Thank you for looking into this. I have been thinking about
malloc usage, and am wondering why we use malloc heavily instead
of a specialized allocator (perhaps based on dlmalloc 2.8.6,
it is small, fast, and has a good API for embedding).
Current malloc accounting has one GIANT weakness:
* We have no visibility into when malloc requests more memory
from the kernel (via mmap/sbrk). With normal object
allocation, we perform GC before allocating new object pages.
But we can't perform GC to prevent malloc from increasing
it's internal heap size via mmap/sbrk.
Disadvantage of custom allocator (over ordinary malloc):
- tools support for debugging leaks and errors requires more work.
However, I know valgrind can be made to work with custom allocators
There'll also be compile-time option to use system malloc for
testing and for error checking (e.g. OpenBSD malloc)
Old malloc accounting may always be supported for C extension
compatibility, but reliance on it will be less.

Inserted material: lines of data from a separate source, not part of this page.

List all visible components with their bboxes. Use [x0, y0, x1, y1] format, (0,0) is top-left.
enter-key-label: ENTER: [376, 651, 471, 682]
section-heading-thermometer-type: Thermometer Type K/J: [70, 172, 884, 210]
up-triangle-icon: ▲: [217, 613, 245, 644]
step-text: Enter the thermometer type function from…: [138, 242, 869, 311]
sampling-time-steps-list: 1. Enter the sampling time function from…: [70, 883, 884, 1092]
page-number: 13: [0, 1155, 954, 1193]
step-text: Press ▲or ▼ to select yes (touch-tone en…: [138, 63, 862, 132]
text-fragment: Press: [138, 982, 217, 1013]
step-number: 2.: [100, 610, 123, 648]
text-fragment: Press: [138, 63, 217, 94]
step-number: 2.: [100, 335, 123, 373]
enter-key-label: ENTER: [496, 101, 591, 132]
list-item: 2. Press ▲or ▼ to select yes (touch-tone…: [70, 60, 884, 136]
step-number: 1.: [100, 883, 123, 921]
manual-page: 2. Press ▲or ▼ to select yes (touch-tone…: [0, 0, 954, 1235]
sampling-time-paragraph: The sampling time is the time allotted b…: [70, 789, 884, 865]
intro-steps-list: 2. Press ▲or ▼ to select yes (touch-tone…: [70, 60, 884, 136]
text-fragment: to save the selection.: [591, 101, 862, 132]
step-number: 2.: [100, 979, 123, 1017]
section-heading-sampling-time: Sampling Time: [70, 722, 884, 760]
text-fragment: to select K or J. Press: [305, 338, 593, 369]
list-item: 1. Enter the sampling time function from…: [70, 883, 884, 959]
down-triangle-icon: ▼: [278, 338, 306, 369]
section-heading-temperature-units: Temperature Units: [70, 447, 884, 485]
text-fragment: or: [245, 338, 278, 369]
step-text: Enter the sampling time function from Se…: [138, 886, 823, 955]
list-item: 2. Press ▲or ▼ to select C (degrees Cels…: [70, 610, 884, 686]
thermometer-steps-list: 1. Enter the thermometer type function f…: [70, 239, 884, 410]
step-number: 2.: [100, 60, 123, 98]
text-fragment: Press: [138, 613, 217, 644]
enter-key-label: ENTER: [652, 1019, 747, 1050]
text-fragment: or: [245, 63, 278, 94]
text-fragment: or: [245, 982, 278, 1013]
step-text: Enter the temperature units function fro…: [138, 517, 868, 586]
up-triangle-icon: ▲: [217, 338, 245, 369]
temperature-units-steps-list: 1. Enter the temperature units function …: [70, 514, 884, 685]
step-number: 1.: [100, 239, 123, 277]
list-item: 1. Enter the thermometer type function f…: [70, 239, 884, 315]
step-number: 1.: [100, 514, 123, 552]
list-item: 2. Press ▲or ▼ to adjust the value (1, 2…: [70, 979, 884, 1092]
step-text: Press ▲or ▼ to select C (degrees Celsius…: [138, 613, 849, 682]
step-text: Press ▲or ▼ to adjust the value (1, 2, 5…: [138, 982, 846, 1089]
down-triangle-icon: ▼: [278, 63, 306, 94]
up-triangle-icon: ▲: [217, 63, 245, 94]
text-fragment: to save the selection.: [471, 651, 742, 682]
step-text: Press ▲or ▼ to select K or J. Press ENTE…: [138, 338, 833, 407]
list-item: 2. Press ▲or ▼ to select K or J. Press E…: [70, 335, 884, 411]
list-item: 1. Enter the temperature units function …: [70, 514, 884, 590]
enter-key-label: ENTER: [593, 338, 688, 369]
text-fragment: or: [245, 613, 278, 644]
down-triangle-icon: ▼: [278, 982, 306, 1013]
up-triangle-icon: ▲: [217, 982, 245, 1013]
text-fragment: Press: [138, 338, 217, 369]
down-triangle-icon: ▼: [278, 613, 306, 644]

Basically,
same compatibility+migration strategy as RGenGC.
Also, for future APIs, I suggest including owner VALUE as an
argument for *alloc functions. I think we can give hints to
prioritize sweeping for heap_pages with the biggest *alloc
users. And maybe pass `ec' around, too for thread-safety if
multiple mspace:
/* VALUE owner is a hint, may be ignored */
void *rb_mspace_alloc(rb_execution_context *ec, VALUE owner, size_t size);
void rb_mspace_free(rb_execution_context_t *ec, VALUE owner, void *ptr);
Anyways, the data you gather from this patch should be useful regardless.